Visit 3, 4, 5, 6, and 7 (week 1 (05 days), week 2, 4, 8 and 12) Wounds will be assessed,
photographed and measured and data will be collected. Number of dressing changes per week,
materials used and the occupation of person performing the dressing change will be
documented. The time to definitive wound closure will be recorded. Pre-albumin, albumin
creatinine and HbA1c will be tested at week 12. Ulcer recurrence and its cause will be
documented.
Visit 8 and 9 (6 Month and12 Month Follow-up) Assessment of Recurrence These visits will
occur at 6 months and 12 months for both treatment groups. The wound will be examined for
recurrence or determination of wound status. Information about patient's quality of life
using Cardiff Wound Impact questionnaire, 6 months after healing of the ulcer will be
collected.
Adverse Events Through out the study period adverse events, also termed "study events" and
"adverse experiences" and serious adverse events will be recorded.

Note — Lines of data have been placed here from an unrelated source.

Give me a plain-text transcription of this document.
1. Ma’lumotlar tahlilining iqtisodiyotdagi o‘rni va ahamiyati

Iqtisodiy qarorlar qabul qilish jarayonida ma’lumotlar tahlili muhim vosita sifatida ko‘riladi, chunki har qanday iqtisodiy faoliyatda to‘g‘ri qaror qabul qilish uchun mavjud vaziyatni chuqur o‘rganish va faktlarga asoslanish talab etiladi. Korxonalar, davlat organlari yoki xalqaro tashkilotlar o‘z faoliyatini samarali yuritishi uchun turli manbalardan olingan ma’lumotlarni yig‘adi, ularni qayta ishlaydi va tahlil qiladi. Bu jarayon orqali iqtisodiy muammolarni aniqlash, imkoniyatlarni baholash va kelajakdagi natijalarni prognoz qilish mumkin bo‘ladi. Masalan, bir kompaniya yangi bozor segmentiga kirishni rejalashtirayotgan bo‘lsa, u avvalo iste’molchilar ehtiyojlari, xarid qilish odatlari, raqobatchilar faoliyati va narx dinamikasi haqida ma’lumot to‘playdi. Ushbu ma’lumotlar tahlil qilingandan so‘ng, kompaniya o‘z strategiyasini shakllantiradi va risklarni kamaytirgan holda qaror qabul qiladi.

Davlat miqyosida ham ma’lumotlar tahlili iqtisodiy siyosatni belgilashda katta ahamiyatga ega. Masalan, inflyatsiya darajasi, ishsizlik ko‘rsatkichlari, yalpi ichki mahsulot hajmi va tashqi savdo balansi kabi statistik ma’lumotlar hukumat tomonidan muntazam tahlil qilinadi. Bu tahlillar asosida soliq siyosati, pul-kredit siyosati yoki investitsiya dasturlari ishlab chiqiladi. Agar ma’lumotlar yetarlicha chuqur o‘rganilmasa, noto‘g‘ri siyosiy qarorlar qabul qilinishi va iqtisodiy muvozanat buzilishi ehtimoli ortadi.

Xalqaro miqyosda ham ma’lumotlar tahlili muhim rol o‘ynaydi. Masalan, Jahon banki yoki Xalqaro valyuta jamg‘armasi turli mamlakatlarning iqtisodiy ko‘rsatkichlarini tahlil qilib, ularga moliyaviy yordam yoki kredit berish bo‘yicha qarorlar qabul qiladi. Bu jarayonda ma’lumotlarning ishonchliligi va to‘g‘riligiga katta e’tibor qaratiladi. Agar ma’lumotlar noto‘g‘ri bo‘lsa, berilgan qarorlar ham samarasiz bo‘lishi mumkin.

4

Statistical Analysis Endpoints will include: time to 25% percent closure at 6 weeks, time to
50% closure at 12 weeks and time to definitive closure Analyses will include - time to
50-percent-closure, time to definitive closure, percentage of wounds closed at study calendar
time points/visits, number of dressing changes and impact of diabetic foot ulcer on the
quality of life Survival analysis, ANOVA/ANCOVA, and non-parametric analysis will be used. A
repetitive measurement analysis will also be applied. Ordinal Categorical Analysis will be
performed on data from Cardiff Wound Impact Schedule.